Is there anything more beautiful than a love poem? Surely not too many things. A poem has the ability to convey ideas and deep feelings in just a few lines.
It can even change our day!
These Latin American poets have been able to move like no one else with their lines, and you will love reading their love poems.
1. I love you – Mario Benedetti
your hands are my caress
my everyday chords
I love you because your hands
they work for justice
if I love you it’s because you are
my love my accomplice and everything
and in the street side by side
We are much more than two
your eyes are my spell
against the bad day
I love you for your look
that looks and sows the future
your mouth that is yours and mine
your mouth is not wrong
I love you because your mouth
knows how to shout rebellion
if I love you it’s because you are
my love my accomplice and everything
and in the street side by side
We are much more than two
and for your sincere face
and your vagrant step
And your tears for the world
because you are people I love you
and because love is not halo
nor candid moral
and because we are a couple
who knows that she is not alone
I love you in my paradise
that is to say that in my country
people live happily
even if you don’t have permission
if I love you it’s because you are
my love my accomplice and everything
and in the street side by side
We are much more than two.
2. It is not that I die of love – Jaime Sabines
It’s not that I die of love, I die of you.

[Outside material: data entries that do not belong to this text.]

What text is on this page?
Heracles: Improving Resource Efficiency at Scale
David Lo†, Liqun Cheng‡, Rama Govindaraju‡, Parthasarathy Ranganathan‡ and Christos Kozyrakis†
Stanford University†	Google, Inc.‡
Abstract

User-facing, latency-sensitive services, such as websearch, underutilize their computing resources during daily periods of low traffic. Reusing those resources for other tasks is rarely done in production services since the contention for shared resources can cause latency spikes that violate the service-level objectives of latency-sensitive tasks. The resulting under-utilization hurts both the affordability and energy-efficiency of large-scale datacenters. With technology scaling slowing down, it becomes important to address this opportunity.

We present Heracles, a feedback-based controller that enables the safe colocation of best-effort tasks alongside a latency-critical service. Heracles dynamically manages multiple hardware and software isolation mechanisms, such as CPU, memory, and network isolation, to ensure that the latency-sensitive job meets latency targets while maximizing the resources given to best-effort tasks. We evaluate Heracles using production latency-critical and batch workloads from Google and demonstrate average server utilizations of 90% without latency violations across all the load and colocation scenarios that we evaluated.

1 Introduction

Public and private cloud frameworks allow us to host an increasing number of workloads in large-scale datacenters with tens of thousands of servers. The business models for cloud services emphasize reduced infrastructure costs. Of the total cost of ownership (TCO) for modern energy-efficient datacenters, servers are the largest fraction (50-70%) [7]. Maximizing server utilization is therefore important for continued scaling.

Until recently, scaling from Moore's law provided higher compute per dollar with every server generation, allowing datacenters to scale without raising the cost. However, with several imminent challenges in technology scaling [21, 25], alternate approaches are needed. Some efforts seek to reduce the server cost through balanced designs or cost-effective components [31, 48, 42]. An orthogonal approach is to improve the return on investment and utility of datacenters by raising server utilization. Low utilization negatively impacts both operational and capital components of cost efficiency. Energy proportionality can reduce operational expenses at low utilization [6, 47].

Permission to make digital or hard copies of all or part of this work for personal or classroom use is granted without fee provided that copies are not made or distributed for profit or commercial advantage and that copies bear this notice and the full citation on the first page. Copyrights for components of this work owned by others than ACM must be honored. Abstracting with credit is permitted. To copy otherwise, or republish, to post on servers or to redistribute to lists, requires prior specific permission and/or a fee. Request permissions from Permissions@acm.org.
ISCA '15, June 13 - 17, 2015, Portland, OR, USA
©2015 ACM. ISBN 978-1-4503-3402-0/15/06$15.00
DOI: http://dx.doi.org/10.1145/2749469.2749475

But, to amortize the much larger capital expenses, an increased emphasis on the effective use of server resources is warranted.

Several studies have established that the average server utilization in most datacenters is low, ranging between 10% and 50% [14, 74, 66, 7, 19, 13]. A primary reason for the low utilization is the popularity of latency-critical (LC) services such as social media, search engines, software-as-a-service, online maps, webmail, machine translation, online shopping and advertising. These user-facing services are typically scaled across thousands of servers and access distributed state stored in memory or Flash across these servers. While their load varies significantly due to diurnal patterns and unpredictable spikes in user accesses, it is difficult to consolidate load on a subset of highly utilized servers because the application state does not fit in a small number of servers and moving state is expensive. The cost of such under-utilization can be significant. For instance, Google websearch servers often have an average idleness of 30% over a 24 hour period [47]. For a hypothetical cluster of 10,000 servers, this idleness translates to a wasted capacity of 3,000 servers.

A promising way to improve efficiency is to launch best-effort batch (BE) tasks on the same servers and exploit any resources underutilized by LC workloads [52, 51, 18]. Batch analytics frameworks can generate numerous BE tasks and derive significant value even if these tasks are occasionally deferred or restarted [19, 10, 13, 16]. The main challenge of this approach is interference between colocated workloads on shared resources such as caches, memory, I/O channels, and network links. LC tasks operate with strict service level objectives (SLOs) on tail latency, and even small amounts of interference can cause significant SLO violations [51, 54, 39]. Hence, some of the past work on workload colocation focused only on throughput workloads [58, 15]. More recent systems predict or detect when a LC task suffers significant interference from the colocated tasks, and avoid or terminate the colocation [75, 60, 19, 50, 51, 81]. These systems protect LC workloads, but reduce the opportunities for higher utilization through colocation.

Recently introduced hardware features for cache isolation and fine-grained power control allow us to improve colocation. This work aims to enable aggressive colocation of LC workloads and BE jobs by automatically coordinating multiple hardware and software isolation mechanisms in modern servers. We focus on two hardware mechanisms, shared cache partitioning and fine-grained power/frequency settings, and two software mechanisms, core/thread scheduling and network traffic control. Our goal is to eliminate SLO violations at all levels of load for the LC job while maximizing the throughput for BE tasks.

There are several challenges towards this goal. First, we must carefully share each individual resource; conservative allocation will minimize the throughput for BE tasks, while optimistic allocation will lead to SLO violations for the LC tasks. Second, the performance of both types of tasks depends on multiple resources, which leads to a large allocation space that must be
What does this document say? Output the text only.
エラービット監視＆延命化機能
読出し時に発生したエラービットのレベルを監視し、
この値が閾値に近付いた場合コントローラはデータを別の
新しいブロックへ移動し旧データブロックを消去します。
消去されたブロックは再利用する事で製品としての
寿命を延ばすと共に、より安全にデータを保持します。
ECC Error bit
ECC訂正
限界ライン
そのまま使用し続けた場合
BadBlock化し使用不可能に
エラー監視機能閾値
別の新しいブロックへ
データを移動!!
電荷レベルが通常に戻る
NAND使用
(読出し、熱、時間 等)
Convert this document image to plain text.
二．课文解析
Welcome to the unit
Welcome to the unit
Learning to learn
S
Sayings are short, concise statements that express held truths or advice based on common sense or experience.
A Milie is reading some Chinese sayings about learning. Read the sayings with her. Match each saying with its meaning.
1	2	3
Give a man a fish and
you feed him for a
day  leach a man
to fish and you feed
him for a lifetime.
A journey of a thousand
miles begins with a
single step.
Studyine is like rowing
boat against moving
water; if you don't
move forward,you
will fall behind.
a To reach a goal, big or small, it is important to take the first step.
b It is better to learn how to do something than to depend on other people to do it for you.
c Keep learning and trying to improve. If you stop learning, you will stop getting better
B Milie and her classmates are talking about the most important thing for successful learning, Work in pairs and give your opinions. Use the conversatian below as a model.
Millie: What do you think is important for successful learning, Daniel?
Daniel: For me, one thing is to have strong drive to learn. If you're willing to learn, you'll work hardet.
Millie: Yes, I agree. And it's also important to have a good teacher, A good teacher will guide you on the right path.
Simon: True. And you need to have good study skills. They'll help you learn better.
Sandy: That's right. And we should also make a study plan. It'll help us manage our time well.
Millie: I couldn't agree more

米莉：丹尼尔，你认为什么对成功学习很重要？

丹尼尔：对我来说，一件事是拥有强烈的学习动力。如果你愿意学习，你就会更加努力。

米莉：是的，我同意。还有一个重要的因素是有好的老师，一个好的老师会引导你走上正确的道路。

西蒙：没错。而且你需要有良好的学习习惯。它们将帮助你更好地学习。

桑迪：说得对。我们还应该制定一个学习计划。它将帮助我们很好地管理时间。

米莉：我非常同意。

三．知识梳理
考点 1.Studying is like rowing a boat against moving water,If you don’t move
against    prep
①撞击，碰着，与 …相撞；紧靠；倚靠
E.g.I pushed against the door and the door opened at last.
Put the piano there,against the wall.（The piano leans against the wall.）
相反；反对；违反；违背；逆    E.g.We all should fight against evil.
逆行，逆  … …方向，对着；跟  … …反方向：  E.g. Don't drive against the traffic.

I die of you, love, of love of you,
of my urgency of my skin of you,
of my soul, of you and of my mouth
and how unbearable I am without you.
I die of you and me, I die of both,
of us, of that,
torn, match,
I die, I die to you, we die.
We die in my room where I’m alone
in my bed in which you are missing,
in the street where my arm goes empty,
in the cinema and the parks, the trams,
the places where my shoulder
get used to your head
and my hand your hand
and all I know of you as myself.
We die in the place that I have lent to the air
for you to be out of me,
and in the place where the air runs out
when I throw my skin on you
and we know ourselves in ourselves,
separated from the world, happy, penetrated,
and true, endless.
We die, we know it, they ignore it, we die
between the two, now, separated,
from one to the other, daily,
falling into multiple statues,
in gestures that we do not see,
in our hands that need us.
We die, love, I die in your womb
I don’t bite or kiss
in your most sweet and alive thighs,
in your endless flesh, I die of masks,
of dark and incessant triangles.
I die of my body and your body,
of our death, love, I die, we die.
In the well of love at all hours,
inconsolable, screaming,
inside of me, I mean, I call you,
They call you those who are born, those who come
from behind, from you, those who come to you.
We die, love, and we do nothing
but to die more, hour after hour,
and write to us and talk to us and die.
3. The Lovers – Julio Cortázar
Who sees them walking through the city
if everyone is blind?
They hold hands: something speaks
between their fingers, sweet tongues
they lick the moist palm, they run along the phalanges,
and above is the night full of eyes.
They are the lovers, their island floats adrift
towards turf deaths, towards ports
that open between sheets.
Everything is messed up through them,
everything finds its hidden figure;
but they don’t even know
that while they roll in their bitter sand
there is a pause in the work of nothing,
the tiger is a garden that plays.
Dawn in the garbage trucks,
the blind begin to come out,
the ministry opens its doors.
Surrendered lovers look at each other and touch each other
one more time before smelling the day.
They are already dressed, they are going for the street.
And it’s only then
when they are dead, when they are dressed,
that the city recovers them hypocrite
and imposes the daily duties on them.
4. Ashes – Alejandra Pizarnik
The night splintered with stars
looking at me hallucinated
the air throws hate
beautified her face
with music.
Soon we will go
arcane dream
ancestor of my smile
the world is emaciated
and there is a padlock but no keys
and there is dread but no tears.
What will I do with myself?
Because I owe you what I am
But I don’t have tomorrow
Because you…
The night suffers.
5. The Lover – Jorge Luis Borges
Moons, ivories, instruments, roses,
lamps and Dürer’s line,
the nine figures and the changing zero,
I must pretend such things exist.
I must pretend that in the past they were
Persepolis and Rome and what an arena
subtle measured the fate of the battlement
that the centuries of iron undid.
I must fake the guns and the pyre
Of the epic and the heavy seas
that gnaw the pillars from the earth.
I must pretend there are others. Is a lie.
Only you are. you my misfortune
and my happiness, inexhaustible and pure.